Telstra Chief Executive Officer David Thodey said Telstra had enjoyed considerable success in Hong Kong, but this was a great opportunity to maximise shareholder value. “CSL has been a strongly performing business, the compound annual revenue growth rate was 9.4% over the last three years and we have gained market share. We are proud of CSL’s achievements. It has established itself as a premium brand and strong player in the market, last year adding 425,000 mobile customers.
“But there are a number of dynamics in the Hong Kong mobiles market. Asia is a very diverse region, with each market in Asia having its own characteristics and opportunities, and we need to consider these individually as we look to maximise value for our shareholders.

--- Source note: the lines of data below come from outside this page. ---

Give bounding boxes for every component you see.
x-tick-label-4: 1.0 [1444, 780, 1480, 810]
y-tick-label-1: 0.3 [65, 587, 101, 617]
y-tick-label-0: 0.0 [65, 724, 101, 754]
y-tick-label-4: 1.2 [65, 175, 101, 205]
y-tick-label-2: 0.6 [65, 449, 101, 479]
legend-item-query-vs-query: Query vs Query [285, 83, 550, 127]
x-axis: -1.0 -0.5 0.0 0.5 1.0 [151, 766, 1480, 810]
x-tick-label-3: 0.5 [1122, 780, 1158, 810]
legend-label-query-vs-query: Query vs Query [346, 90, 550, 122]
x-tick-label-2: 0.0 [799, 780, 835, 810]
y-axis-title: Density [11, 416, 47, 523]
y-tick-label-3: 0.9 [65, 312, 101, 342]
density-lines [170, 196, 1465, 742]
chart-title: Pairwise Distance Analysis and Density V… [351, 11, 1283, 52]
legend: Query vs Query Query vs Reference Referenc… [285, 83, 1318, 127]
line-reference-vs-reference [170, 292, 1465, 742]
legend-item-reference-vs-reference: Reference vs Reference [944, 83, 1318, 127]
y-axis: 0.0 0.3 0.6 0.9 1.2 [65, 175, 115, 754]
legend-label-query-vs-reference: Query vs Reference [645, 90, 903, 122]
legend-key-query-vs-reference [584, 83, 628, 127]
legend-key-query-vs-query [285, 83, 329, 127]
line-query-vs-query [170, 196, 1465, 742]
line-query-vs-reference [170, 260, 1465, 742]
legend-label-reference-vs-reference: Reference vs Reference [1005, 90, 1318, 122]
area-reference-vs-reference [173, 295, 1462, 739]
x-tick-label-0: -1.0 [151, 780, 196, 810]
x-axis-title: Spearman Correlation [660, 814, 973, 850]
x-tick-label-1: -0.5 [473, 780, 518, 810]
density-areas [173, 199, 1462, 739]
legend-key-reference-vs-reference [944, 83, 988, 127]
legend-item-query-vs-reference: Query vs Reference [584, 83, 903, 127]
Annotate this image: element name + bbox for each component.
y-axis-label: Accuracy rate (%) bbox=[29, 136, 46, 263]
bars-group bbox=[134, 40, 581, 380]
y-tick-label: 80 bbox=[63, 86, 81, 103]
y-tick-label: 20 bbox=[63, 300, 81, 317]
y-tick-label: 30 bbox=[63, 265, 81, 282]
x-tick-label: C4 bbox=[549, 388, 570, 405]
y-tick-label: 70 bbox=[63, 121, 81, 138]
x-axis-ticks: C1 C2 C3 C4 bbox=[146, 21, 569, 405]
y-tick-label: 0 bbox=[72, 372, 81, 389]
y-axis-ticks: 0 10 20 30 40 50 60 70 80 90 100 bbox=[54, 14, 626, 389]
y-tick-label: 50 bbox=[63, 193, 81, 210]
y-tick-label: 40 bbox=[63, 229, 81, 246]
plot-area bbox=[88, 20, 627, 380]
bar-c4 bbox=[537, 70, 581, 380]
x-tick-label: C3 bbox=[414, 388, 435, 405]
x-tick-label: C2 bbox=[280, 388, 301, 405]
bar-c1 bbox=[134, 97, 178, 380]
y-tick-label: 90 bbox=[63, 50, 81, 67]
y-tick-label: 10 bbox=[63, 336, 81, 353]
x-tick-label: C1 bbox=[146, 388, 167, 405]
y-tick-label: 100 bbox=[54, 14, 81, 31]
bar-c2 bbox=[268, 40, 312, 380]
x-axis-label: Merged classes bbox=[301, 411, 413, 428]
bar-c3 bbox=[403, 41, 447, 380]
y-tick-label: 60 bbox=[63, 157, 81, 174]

“We want to leverage our domestic strengths to grow our global footprint. The team is focused on refining and enhancing our strategy across Asia and identifying further opportunities to build our capability in the region.”
As an example Thodey mentioned Autohome. Telstra recently increased its stake in the successful Chinese car site and successfully listed it on the NYSE. Telstra’s investment in Autohome is now valued at $US1.9billion.
“In the last 18 months Telstra has opened nine new points of presence internationally, entered into two new submarine cable investments, opened a new data centre in Singapore and boosted our data capabilities across three continents.
“We have seen significant growth in different parts of our business in Asia, including Autohome and Telstra Global, and our plans to grow our business in this region remain firmly in place,” Thodey said.
The sale of CSL is expected to generate a profit to Telstra of approximately $600 million.